Background and objectives: Acute kidney injury (AKI) is a frequent and heterogeneous complication among critically ill patients in the intensive care unit (ICU), often associated with adverse outcomes. This study aimed to identify phenotypic subtypes of ICU patients with AKI and to evaluate their association with clinical outcomes.
Materials and methods: A secondary analysis was conducted using the MIMIC-IV database, including a cohort of adults with varying stages of AKI, as well as patients without AKI. Factorial analysis of mixed data, followed by hierarchical clustering, was used to identify patient phenotypes based on a wide range of clinical, demographic, laboratory, and treatment variables. Cluster profiling was conducted using a multivariable logistic regression model.
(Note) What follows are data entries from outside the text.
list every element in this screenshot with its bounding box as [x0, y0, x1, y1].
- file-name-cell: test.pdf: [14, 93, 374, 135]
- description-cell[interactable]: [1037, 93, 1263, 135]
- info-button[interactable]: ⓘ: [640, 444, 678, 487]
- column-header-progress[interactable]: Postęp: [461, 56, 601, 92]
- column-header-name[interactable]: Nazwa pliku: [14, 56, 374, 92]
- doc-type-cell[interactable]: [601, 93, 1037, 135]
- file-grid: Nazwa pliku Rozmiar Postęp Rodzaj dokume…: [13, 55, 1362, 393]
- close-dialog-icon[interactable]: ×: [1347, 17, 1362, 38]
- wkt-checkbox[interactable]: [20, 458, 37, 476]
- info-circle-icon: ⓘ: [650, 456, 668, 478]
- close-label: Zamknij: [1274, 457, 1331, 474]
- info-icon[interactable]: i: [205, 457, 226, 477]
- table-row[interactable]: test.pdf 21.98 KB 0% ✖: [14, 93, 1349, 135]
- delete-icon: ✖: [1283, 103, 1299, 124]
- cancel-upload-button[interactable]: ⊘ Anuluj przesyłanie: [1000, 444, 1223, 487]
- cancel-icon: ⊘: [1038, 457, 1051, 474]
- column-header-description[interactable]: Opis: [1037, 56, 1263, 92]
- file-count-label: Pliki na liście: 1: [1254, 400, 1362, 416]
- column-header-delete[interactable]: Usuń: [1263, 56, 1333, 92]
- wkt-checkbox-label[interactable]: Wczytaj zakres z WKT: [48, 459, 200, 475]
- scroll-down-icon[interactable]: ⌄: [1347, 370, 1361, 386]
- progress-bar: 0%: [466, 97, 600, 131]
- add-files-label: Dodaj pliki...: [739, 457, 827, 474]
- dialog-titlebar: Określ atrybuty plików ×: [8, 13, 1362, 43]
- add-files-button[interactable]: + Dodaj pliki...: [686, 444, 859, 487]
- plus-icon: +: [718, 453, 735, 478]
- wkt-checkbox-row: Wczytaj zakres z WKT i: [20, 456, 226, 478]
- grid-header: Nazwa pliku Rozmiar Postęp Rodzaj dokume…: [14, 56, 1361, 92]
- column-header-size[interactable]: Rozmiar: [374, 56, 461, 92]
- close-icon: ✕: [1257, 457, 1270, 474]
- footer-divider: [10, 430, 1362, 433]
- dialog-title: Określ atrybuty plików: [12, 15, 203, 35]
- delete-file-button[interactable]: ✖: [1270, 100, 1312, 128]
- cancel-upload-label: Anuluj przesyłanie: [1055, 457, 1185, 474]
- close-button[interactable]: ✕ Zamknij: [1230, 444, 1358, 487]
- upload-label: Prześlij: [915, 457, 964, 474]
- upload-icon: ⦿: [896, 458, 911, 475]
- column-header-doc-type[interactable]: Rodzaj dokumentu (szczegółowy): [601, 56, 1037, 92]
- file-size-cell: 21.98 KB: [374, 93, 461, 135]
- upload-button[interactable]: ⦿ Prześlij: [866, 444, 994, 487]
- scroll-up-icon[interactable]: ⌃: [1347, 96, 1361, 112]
Results: Among 1,372 patients evenly distributed across stages 0 (non-AKI) to 3 (n=343 per stage), two distinct clusters were identified. Cluster 2 (n =671) had significantly higher in-hospital mortality (54.7% vs. 21.9%, p<0.001), and a greater prevalence of higher AKI stages (p<0.001). Moreover, cluster 2 showed a significantly greater frequency of sepsis, vasopressors and diuretics administration, chronic kidney disease, heart failure, and also higher respiratory and heart rate, and phosphorus. Patients in cluster 2 were a little younger and had a lower arterial O2 pressure and blood pH. A logistic regression profiling model achieved an accuracy (95% CI) of 91.4%(89.8%, 92.8%) in predicting cluster assignment.
Conclusions: There are two clinically distinct phenotypes in patients admitted to the ICU concerning AKI with strong prognostic implications. The findings highlight the potential of routine ICU data to enable phenotype-based risk stratification in AKI.